当社は、防災事業を核とする企業活動を通して社会に貢献するという経営目標のもと、安全で高品質の製品・システムの提供や、収益性を重視した製造・販売・施工・保守体制の充実を図るとともに、リスク管理・コンプライアンス体制の強化やコーポレート・ガバナンスの充実、及び環境に配慮した企業活動を推進することにより、中長期にわたる企業価値の継続的な向上に努めてまいります。
c.基本方針に照らして不適切な者によって当社の財務及び事業の方針の決定が支配されることを防止するための取組み
上記のとおり中長期的な企業価値及び株主共同の利益の向上を目指し当社の経営にあたってまいります。そのためには、株主の皆様をはじめお客様、取引先、従業員などステークホルダーとの間に十分な理解と協力関係を構築することが不可欠であります。当社は、平素より適正なる企業運営や適切な情報の開示に努め、当社のより良き理解者としての株主の皆様を増やしていくことに取組んでまいります。

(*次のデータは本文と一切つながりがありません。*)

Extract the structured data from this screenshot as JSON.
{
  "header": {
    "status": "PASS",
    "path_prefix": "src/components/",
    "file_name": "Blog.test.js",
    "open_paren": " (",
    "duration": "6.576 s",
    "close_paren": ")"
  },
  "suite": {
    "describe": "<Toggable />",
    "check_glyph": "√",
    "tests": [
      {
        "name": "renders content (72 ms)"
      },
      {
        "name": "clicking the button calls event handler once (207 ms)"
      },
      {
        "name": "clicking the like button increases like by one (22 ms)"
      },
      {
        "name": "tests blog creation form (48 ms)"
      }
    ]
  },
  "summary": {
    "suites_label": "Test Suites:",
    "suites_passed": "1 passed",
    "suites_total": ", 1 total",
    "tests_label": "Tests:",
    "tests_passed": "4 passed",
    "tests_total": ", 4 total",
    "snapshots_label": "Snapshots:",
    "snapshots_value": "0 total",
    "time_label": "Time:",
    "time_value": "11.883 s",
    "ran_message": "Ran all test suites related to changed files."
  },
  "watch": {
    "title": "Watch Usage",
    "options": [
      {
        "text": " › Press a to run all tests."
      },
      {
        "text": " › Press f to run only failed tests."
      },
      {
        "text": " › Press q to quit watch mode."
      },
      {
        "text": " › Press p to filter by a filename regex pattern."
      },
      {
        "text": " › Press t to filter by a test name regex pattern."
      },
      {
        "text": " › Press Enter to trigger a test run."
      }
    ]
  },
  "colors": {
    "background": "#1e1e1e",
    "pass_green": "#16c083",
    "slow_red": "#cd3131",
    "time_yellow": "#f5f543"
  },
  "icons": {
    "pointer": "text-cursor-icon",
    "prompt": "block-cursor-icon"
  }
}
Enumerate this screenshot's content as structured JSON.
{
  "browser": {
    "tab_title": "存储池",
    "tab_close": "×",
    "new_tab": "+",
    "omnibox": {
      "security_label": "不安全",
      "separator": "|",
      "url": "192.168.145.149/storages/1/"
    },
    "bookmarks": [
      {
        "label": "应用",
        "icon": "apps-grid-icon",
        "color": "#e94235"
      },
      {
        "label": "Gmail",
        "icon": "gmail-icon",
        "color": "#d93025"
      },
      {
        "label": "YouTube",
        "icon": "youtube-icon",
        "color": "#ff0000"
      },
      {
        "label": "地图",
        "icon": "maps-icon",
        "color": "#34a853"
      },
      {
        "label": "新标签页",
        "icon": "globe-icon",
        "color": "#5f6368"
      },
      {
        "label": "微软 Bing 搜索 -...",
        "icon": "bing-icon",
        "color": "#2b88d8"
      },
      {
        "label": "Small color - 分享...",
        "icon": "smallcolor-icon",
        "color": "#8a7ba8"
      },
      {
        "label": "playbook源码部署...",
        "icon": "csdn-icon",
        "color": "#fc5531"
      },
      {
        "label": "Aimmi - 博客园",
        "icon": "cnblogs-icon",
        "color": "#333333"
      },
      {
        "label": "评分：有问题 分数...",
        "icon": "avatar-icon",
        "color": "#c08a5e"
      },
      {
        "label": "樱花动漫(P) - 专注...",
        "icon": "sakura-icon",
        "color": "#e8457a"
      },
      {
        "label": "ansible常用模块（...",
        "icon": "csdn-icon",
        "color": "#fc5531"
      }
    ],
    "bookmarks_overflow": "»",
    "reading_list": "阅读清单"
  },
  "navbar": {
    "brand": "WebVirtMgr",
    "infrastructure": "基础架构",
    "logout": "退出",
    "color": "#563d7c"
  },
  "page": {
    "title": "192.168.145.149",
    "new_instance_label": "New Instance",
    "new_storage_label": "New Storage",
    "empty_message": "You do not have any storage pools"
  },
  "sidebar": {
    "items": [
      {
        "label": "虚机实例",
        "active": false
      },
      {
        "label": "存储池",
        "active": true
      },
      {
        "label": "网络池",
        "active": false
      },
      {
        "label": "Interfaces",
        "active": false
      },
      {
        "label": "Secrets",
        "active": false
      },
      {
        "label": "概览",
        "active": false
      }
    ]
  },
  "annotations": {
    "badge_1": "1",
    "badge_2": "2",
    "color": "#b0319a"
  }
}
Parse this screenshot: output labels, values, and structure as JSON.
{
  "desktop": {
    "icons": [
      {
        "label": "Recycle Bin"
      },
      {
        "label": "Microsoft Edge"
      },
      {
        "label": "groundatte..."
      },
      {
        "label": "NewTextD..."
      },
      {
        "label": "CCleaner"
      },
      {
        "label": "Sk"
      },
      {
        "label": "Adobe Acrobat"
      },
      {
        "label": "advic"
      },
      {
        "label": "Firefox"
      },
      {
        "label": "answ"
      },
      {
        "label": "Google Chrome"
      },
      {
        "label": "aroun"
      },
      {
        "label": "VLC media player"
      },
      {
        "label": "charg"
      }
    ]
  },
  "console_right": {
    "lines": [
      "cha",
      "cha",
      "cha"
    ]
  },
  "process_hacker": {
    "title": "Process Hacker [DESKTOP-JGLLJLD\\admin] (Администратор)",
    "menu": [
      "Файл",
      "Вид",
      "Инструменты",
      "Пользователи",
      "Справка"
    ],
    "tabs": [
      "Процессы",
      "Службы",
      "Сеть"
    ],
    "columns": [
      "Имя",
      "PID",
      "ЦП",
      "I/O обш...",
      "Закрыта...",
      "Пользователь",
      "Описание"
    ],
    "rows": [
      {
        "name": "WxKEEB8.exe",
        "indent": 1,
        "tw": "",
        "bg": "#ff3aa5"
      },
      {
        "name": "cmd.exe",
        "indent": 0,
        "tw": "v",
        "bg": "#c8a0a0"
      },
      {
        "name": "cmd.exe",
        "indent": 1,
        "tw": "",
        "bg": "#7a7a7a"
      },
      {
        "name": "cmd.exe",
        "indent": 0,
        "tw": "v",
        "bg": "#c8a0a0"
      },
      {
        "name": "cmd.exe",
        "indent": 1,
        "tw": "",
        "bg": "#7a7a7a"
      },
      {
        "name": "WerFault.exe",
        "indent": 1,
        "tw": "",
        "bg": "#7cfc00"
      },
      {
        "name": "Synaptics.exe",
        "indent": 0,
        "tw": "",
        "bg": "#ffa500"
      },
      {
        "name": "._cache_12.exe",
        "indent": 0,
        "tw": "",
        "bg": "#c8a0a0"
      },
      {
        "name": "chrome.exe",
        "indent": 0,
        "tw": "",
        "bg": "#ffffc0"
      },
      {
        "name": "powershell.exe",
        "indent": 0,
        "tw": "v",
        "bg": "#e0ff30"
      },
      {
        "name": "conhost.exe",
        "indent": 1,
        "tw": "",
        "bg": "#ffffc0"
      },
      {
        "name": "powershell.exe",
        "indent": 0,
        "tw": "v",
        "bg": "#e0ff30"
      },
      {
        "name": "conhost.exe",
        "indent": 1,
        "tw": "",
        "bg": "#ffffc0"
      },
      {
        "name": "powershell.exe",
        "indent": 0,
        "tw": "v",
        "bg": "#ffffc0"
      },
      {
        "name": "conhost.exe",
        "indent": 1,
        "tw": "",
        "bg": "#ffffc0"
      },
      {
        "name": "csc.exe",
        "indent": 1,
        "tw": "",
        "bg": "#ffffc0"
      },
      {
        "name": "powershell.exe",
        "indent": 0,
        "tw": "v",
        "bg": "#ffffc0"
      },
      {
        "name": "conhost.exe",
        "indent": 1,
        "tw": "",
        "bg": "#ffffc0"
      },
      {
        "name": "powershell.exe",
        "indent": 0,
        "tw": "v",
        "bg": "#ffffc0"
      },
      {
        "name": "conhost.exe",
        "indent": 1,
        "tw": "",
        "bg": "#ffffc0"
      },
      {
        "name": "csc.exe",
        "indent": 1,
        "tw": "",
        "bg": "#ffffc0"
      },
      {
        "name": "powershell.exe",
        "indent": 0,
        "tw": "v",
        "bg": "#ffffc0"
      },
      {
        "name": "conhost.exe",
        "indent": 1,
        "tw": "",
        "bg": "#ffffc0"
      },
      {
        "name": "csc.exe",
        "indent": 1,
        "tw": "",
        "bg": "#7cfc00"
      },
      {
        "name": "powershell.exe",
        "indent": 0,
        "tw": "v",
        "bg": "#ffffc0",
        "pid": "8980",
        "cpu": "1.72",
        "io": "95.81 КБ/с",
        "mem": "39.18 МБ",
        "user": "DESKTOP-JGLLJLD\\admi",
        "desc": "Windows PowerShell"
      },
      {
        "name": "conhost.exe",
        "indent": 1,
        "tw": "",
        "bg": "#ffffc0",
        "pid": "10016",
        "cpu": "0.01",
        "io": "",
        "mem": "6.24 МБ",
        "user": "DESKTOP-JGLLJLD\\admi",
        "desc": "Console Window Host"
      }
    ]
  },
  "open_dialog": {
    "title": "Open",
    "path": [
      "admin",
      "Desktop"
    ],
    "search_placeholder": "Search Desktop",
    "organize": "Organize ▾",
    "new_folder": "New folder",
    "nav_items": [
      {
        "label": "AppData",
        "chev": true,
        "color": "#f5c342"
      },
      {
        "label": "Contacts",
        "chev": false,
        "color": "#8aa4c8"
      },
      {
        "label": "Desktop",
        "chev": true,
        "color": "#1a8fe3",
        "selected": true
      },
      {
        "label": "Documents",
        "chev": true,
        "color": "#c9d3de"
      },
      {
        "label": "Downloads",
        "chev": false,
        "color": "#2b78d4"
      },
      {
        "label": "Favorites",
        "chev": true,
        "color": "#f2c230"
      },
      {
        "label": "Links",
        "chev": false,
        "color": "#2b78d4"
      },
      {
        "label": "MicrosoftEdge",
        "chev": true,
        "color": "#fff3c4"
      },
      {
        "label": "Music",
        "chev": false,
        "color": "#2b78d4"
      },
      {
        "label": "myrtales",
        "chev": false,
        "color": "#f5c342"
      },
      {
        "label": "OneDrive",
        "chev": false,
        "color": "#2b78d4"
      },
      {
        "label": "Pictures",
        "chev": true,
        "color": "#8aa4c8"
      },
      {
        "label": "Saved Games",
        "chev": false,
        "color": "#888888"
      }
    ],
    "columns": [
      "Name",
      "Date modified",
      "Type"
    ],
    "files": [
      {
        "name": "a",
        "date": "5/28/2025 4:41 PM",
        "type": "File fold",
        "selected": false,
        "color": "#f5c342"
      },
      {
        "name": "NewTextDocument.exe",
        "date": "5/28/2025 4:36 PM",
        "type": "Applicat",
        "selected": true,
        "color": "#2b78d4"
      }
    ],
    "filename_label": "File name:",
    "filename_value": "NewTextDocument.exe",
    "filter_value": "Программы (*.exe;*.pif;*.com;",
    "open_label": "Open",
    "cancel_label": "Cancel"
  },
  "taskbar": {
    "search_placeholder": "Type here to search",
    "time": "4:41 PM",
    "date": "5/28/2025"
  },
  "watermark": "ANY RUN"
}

d.当該取組みが基本方針に沿い、当社の企業価値及び株主共同の利益に合致し、当社の会社役員の地位の維持を目的とするものでないことについて
当該取組みは、大規模買付提案やこれに類似する行為がなされた際に、当該買付けなどに応じるべきか否かの判断材料となるよう、平素より適正なる企業運営や適切な情報の開示に努めるものであります。その最終的な判断が、株主の皆様の意思に委ねられていることから、当社の企業価値及び株主共同の利益を確保し、向上させるという目的に合致するものであり、当社の会社役員の地位の維持を目的とするものではありません。
⑧ 取締役の定数及び取締役選任の決議要件
当社の取締役は20名以内とする旨を定款で定めております。
また、取締役の選任決議は、議決権を行使することができる株主の議決権の3分の1以上を有する株主が出席し、その議決権の過半数をもって行う旨及び累積投票によらない旨を定款に定めております。
⑨ 株主総会の特別決議要件
当社は、株主総会の円滑な運営を行うため、会社法第309条第2項の定めによる決議は、議決権を行使することができる株主の議決権の3分の1以上を有する株主が出席し、その議決権の3分の2以上をもって行う旨を定款に定めております。
⑩ 剰余金の配当等の決定機関
当社は、剰余金の配当等会社法第459条第1項各号に掲げる事項について、法令に別段の定めがある場合を除き、株主総会の決議によらず取締役会の決議により定める旨、定款に定めております。これは、剰余金の配当等を取締役会の権限とすることにより、機動的な資本政策及び配当政策を行うことを目的とするものであります。なお、当該定めは、株主総会決議による剰余金の処分権限を排除するものではありません。